For an AI research project at the Singapore University of Technology and Design, I developed a perception pipeline for autonomous maintenance robots. Rather than forcing a vision-language model to handle every task, I combined a YOLO zero-shot detector for fast, real-time object detection and localisation, with a vision language model for descriptive on-demand condition assessment of different objects in buildings.
Early attempts at using LLaVA for both detection and inspection proved too slow and unreliable for real-time use.
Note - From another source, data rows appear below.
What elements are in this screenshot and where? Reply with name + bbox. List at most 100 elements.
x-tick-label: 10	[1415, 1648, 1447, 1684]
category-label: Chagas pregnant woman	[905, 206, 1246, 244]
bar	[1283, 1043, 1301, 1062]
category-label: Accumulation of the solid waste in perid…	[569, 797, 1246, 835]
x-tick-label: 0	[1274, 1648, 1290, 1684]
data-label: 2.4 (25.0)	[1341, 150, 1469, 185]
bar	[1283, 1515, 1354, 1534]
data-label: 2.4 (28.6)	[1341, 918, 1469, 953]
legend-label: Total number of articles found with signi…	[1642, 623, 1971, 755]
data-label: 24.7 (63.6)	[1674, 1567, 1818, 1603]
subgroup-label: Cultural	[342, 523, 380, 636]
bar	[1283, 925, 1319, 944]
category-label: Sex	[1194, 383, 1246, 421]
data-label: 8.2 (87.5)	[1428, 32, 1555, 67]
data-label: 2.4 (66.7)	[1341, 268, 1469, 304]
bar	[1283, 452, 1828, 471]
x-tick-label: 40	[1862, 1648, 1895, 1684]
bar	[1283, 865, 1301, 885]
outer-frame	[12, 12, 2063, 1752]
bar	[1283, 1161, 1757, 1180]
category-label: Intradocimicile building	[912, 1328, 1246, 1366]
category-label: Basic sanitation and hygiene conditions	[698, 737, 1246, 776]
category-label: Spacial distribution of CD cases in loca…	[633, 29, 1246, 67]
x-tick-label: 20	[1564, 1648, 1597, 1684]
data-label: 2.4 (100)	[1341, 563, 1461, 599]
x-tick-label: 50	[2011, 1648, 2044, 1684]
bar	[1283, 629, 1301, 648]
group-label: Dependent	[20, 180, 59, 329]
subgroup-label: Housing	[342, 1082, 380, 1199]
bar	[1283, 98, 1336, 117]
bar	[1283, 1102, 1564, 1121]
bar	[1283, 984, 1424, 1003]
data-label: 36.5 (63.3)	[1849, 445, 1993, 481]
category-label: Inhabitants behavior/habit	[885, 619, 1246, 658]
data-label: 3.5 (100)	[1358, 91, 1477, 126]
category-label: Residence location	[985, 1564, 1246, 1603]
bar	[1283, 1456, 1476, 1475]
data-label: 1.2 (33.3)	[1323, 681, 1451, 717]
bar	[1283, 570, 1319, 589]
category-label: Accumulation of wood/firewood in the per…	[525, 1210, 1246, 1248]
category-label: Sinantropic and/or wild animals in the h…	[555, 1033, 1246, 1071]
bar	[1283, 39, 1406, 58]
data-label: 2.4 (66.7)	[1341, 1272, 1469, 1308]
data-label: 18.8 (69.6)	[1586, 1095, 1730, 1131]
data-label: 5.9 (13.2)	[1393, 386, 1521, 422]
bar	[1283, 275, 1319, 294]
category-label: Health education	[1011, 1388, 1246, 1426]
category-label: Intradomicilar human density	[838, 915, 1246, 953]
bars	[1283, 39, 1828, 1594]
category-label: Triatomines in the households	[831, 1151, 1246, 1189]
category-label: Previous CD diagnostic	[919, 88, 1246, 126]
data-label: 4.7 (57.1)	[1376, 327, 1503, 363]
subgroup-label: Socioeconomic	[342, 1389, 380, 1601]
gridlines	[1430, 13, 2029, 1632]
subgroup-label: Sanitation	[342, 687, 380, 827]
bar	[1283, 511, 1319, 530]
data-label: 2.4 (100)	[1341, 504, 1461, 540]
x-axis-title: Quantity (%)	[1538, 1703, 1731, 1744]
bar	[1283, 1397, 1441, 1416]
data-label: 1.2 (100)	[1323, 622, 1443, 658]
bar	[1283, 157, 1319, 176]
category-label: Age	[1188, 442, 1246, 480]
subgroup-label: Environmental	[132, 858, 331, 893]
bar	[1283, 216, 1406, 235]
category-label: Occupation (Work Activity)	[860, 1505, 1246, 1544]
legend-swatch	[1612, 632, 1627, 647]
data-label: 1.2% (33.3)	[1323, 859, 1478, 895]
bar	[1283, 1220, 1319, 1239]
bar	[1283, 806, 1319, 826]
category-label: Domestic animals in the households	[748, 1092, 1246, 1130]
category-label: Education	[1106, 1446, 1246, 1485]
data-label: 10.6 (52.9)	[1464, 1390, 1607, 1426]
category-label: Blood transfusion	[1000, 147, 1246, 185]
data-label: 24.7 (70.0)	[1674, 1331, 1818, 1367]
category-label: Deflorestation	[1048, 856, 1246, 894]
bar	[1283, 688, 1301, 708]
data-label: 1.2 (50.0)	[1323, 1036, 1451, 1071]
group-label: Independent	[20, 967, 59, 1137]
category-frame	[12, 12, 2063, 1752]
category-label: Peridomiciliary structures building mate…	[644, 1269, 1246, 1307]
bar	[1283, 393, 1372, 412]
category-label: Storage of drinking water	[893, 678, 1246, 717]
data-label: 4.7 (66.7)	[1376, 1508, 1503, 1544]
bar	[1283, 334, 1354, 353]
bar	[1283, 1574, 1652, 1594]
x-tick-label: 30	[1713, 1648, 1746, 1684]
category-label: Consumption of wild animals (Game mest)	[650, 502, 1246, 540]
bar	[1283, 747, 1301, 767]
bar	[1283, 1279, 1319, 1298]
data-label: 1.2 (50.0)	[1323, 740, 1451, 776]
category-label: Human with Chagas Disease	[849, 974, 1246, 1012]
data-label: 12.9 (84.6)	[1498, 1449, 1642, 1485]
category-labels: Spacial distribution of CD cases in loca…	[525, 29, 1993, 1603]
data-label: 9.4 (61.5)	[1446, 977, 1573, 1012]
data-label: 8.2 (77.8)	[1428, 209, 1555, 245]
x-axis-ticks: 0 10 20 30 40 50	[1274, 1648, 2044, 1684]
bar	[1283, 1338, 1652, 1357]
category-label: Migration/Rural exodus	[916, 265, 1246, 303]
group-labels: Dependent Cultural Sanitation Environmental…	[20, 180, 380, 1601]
The revised pipeline separates concerns: YOLOv8x-World handles continuous frame-by-frame detection, while Gemini 2.5 Flash performs on-demand inspection of auto-cropped bounding box images.
YOLOv8x-World is an open-vocabulary model, meaning it can handle input that is not specifically in its vocabulary. The model thus requires less transfer-learning, and is also bigger than closed-vocabulary alternatives.
Once an object is detected, the program auto-crops the image to the bounding box and passes it to Gemini 2.5 Flash for inspection. The model returns structured OK / FAULTY reports. The Gemini cloud model is far more consistent than the open-source LLaVA model which frequently ignored output rules. Colour-coded bounding boxes (green = OK, red = FAULTY) give the robot temporary visual memory of which objects have already been assessed.